AMA Journal of Ethics. April 2015, Volume 17, Number 4: 297-298
From the Editor
The Autism Paradox
Introduction to the April 2015 issue of the AMA Journal of Ethics on ethical questions in the diagnosis and treatment of autism.
Through the process of researching this issue, I became fascinated with recent research on neurodiversity as it applies to autism. To oversimplify vastly, neurodiversity is the idea that neurological differences (including autism) are the result of normal variation. In other words, we may be creating pathology where there is none. Should we consider autism a disease? Or is it a variation of normal? This question has been the source of heated debate, with many autism advocates arguing that autism should not be considered a disease or disorder.
As a pediatrician, this is a question I struggle with. I support autism advocacy and the rights of people with autism. I believe we need to adjust our mental framework and see people with autism as more than their diagnoses.
At the same time, I have witnessed—in my professional and my personal life—the devastating effects that profound autism can have on a child and his or her family. Some children are unable to reciprocate love or affection towards their parents or siblings. Others engage in self-harm behaviors, sometimes requiring medication in order to minimize harm to themselves. To me, it is evident that autism is frequently a very difficult experience for families. Dismissing this pain and suffering would be flippant and discourteous to the families who have experienced it.
Yet the argument for neurodiversity is compelling. I will leave the details and the task of persuasion to the excellent authors who have contributed to this issue, but I will say this: in my opinion, there are two truths here. First, autism can be devastating; and second, autism is not a disease. These truths exist in uncomfortable tension and may seem contradictory. It can be a complex and awkward stance for a pediatrician when the DSM-5 specifically categorizes autism as a disorder.
But complexity is not a drawback. Complexity encourages us to consider the ethical dilemmas autism unveils: questions of autonomy, decision making, and intrinsic worth. It forces us to question the assumption that people with autism can’t speak for themselves and to carefully balance the need for treatment with the respect for the person. Complexity asks us to weigh the risks of diagnosis with the benefits that may come from the empowerment that knowledge can bring.
To be clear, acknowledging this complexity does not discourage the treatment of autism when medically appropriate. As a medical community, we know that there are treatments for autism that can be effective for many. Recognizing the principle of neurodiversity does not negate the validity or necessity of treatment. Nor does it imply that these treatments should not be fully funded and supported. Rather, it means being mindful about the goals of our interventions and continuing to respect the personhood of people with autism when we consider which treatments to pursue.

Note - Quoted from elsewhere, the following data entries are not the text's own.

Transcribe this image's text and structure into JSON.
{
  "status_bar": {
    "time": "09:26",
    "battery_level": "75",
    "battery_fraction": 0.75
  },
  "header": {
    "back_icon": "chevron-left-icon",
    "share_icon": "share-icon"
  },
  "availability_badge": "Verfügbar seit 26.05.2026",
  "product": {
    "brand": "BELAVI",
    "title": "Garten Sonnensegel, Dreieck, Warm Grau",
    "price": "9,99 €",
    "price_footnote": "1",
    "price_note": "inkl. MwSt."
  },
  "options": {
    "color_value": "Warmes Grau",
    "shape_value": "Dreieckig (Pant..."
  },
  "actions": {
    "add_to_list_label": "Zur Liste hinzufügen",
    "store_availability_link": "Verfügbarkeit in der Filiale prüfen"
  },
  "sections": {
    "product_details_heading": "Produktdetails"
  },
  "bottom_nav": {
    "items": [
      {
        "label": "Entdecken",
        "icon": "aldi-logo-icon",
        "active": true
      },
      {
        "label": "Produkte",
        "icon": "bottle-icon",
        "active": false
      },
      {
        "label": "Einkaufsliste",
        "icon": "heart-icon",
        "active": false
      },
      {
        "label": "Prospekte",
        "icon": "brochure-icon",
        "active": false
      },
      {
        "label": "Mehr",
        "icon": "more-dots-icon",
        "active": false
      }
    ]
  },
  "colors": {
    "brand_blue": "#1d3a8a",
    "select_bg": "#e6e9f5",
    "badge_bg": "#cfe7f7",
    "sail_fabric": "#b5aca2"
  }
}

It is now estimated that 1 in 68 children has an autism spectrum disorder (ASD) . The diagnosis of autism increased 57 percent between 2002 and 2006  and continues to trend upward. It is clear that these questions are not going away. Now is the time to evaluate our understanding of autism critically, and I thank all of our contributors for their efforts toward this goal.

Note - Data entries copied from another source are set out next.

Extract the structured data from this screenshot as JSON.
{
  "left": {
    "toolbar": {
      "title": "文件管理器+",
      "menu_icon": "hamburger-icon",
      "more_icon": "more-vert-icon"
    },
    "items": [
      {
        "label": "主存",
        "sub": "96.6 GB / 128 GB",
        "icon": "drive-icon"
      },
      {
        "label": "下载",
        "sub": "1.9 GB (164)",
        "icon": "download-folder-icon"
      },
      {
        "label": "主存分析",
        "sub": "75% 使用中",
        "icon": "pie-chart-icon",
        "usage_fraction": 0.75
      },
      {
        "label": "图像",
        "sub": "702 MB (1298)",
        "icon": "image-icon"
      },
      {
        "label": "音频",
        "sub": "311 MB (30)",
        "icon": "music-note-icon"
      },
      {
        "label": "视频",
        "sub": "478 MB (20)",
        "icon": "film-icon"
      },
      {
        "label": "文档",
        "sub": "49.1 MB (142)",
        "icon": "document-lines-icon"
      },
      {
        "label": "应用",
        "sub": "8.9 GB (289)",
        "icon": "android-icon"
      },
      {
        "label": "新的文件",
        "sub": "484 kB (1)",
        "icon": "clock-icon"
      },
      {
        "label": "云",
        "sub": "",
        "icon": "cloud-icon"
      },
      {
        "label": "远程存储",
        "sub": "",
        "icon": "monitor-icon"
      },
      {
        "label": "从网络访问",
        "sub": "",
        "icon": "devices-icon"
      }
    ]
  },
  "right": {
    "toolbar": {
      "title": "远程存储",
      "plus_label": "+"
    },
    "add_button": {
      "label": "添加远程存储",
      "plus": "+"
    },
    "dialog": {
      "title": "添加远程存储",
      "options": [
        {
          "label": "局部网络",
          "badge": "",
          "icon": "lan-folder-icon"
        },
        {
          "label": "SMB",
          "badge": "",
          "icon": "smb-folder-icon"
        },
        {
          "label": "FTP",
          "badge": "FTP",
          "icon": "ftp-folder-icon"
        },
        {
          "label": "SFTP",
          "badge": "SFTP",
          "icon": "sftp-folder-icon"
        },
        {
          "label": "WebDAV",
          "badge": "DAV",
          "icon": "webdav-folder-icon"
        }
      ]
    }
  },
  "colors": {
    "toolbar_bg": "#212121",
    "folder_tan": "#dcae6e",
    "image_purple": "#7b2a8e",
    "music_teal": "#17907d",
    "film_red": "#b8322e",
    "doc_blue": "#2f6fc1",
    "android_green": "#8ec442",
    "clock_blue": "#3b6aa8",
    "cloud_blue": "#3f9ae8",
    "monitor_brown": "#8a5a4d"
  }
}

I would also like to thank several special contributors for this issue. During the process of researching for the journal, I came across a book entitled Drawing Autism. This fantastically creative book highlights works of art by individuals with autism, several of whom were generous enough to share new works with this journal. We are proud to exhibit the work of these talented artists and hope that this will further our goal of promoting discussion during Autism Awareness Month.
Kathleen K. Miller, MD PGY-1 Department of Pediatrics University of Wisconsin Madison, Wisconsin
The viewpoints expressed in this article are those of the author(s) and do not necessarily reflect the views and policies of the AMA.